We feel very strongly on this matter. We are advised that Article 11 of the Constitution does not, or should not, take away from local bodies the rights given to them, rights embodied in different Acts of Parliament. We feel that it is a great injustice that local bodies should be compelled to keep and maintain in a state of repair workhouses that are no longer in use and which can never be turned into any useful purpose. Many of them at the moment are an eye-sore on the face of the country. They are white elephants on the hands of local authorities. In the case of people anxious to start an industry in a district they might be inclined to take these buildings if they could buy them out, but they would certainly not lease them.
As Senators know, it is almost impossible to turn these old workhouses to any useful purpose. In the county that I represent we have four workhouses. One of them is the County Home. That is all right, because it is being suitably utilised. In the case of the Carrickmacross workhouse, one wing of it is set for the carrying on of a little industry, but the other portion of the building is becoming dilapidated. The County Council is called upon to keep that building in repair. It is obliged to do that whether or not the revenue derived from these buildings is sufficient to bear the cost of repairs. We have another workhouse at Clones. A small portion of it is set at a rent, but the amount of money derived in that way is not sufficient to keep the building in repair. No one would take one of these buildings on lease for the purpose of starting industries in them, but there are plenty of people who would be prepared to buy them out for such a purpose if the local body had the power to sell. In the case of the Monaghan workhouse, some local associations entered into negotiations with the Minister for Local Government behind the backs of the local bodies. The local bodies do not know the exact terms of the arrangement that was entered into. I think if the Government hold the view that Article 11 of the Constitution governs this matter, then they must repeal Section 8 of the Local Government (Temporary Provisions) Act, 1923. That section empowers the Minister to sell and to hold the proceeds in trust "for any purpose for which the land, etc., could have been used or applied by law under the county scheme or otherwise."
There is a great difference of opinion as to whether the provisions of Article 11 of the Constitution apply at all in this matter. The County Council obtained counsel's opinion on the matter. I will read an extract from his opinion:—
It seems to me that only the property of the State generally is within the Article and that the Article was not intended to cover and should not be extended to cover property held by a department of State in trust for special purposes in a local area. I consider the words "subject to any trust then existing" in Article 11 may be held to preserve the trust in favour of the Union.

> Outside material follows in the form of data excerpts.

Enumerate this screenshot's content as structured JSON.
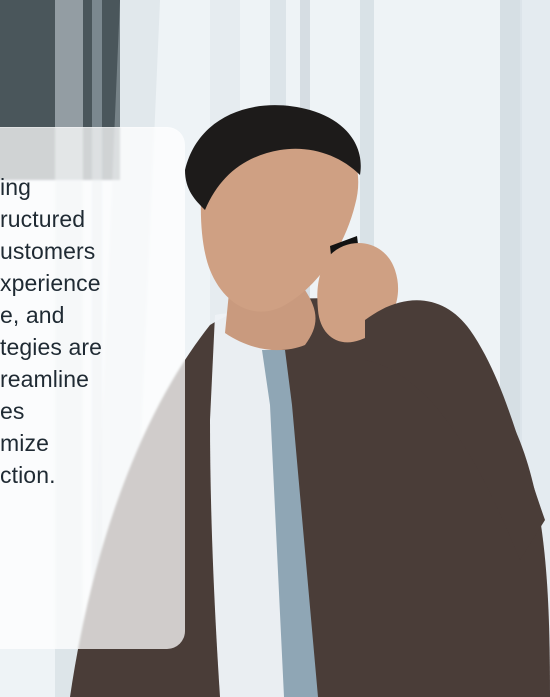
{
  "callout": {
    "lines": [
      "ing",
      "ructured",
      "ustomers",
      "xperience",
      "e, and",
      "tegies are",
      "reamline",
      "es",
      "mize",
      "ction."
    ]
  },
  "hero": {
    "subject_icon": "businessman-on-phone",
    "background_icon": "office-window"
  },
  "colors": {
    "text": "#1f2a33",
    "card_bg": "rgba(255,255,255,0.74)",
    "suit": "#4a3d38",
    "tie": "#8fa6b5",
    "shirt": "#eef2f6"
  }
}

That is the opinion of a very able member of the Bar. He has advised the Monaghan County Council that it is quite possible that a different interpretation can be put on Article 11 of the Constitution to that put on it by the Government. He goes further and says that if the county council were prepared to test the matter in Court the chances are that the Court may hold with his view. We have no desire to have the case brought into the Courts, but we have a very strong desire to maintain the rights given to us under several of the old Acts. We feel that it is a great injustice to us in the County Monaghan that we should be obliged to maintain and keep in a state of repair a number of these old workhouses from which we are not able to draw sufficient revenue to bear the cost of their repair. The Minister may tell me that we have power to lease them for a period of 99 years. I do not think that is the proper way of dealing with them. Under the old Acts the local body had the power to sell and we maintain that that right should still be preserved to us.